UCL ELLIS

Automating Scientific Discovery: How Far Are We?

Speaker	Roberta Raileanu
Affiliation	Google DeepMind
Date	Friday, 20 June 2025
Time	12:00-13:00
Location	UCL Centre for Artificial Intelligence, 1st Floor, 90 High Holborn, London WC1V 6BH
Link	https://ucl.zoom.us/j/99748820264
Event series	Jump Trading/ELLIS CSML Seminar Series
Abstract	In this talk, I'll discuss the emergent field of using frontier models such as LLMs for automating scientific discovery and AI research itself. I will first describe the goals of this research area, the various subproblems, proposed approaches, and early work in this space. Despite the hype, flashy news articles, and some recent works with bold claims, I will provide empirical evidence that models still struggle with many aspects of scientific discovery. I argue this is still an open problem and it is unclear whether the current AI paradigm is enough to achieve the long-term ambition of this research agenda. I will then introduce MLGym and MLGym-Bench, a new framework and benchmark for evaluating and developing LLM agents on AI research tasks. This is the first Gym environment for machine learning (ML) tasks, enabling research on reinforcement learning (RL) algorithms for training such agents. MLGym-bench consists of 13 diverse and open-ended AI research tasks from diverse domains such as computer vision, natural language processing, reinforcement learning, and game theory. Solving these tasks requires real-world AI research skills such as generating new ideas and hypotheses, creating and processing data, implementing ML methods, training models, running experiments, analyzing the results, and iterating through this process to improve on a given task. I will demonstrate how MLGym makes it easy to add new tasks, integrate and evaluate models or agents, generate synthetic data at scale, as well as develop new learning algorithms for training agents on AI research tasks. Finally, I will discuss our findings from evaluating frontier LLMs on MLGym-bench, highlighting the limitations of current models at conducting AI Research, as well as avenues for future work.
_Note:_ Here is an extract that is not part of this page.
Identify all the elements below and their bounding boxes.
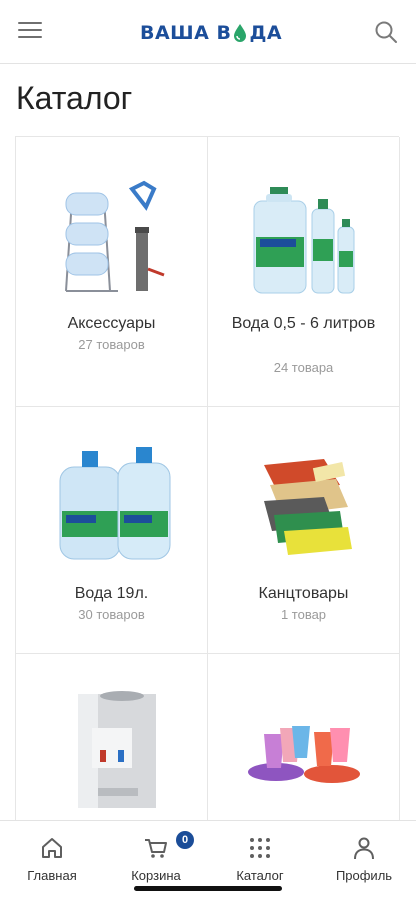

Biography	Roberta Raileanu is a Senior Staff Research Scientist at Google DeepMind and Honorary Lecturer at UCL where she’s co-teaching a course on Open-Endedness and Artificial General Intelligence. Her work focuses on designing open-ended learning systems drawing from different fields such as reinforcement learning, self-supervised learning, evolutionary search, and foundation models. Previously, Roberta was a Research Scientist at Meta, where she worked on applications to scientific discovery and accelerating AI research itself and led tool use for Llama. Roberta received her PhD in computer science at NYU, where she worked on generalization in deep reinforcement learning.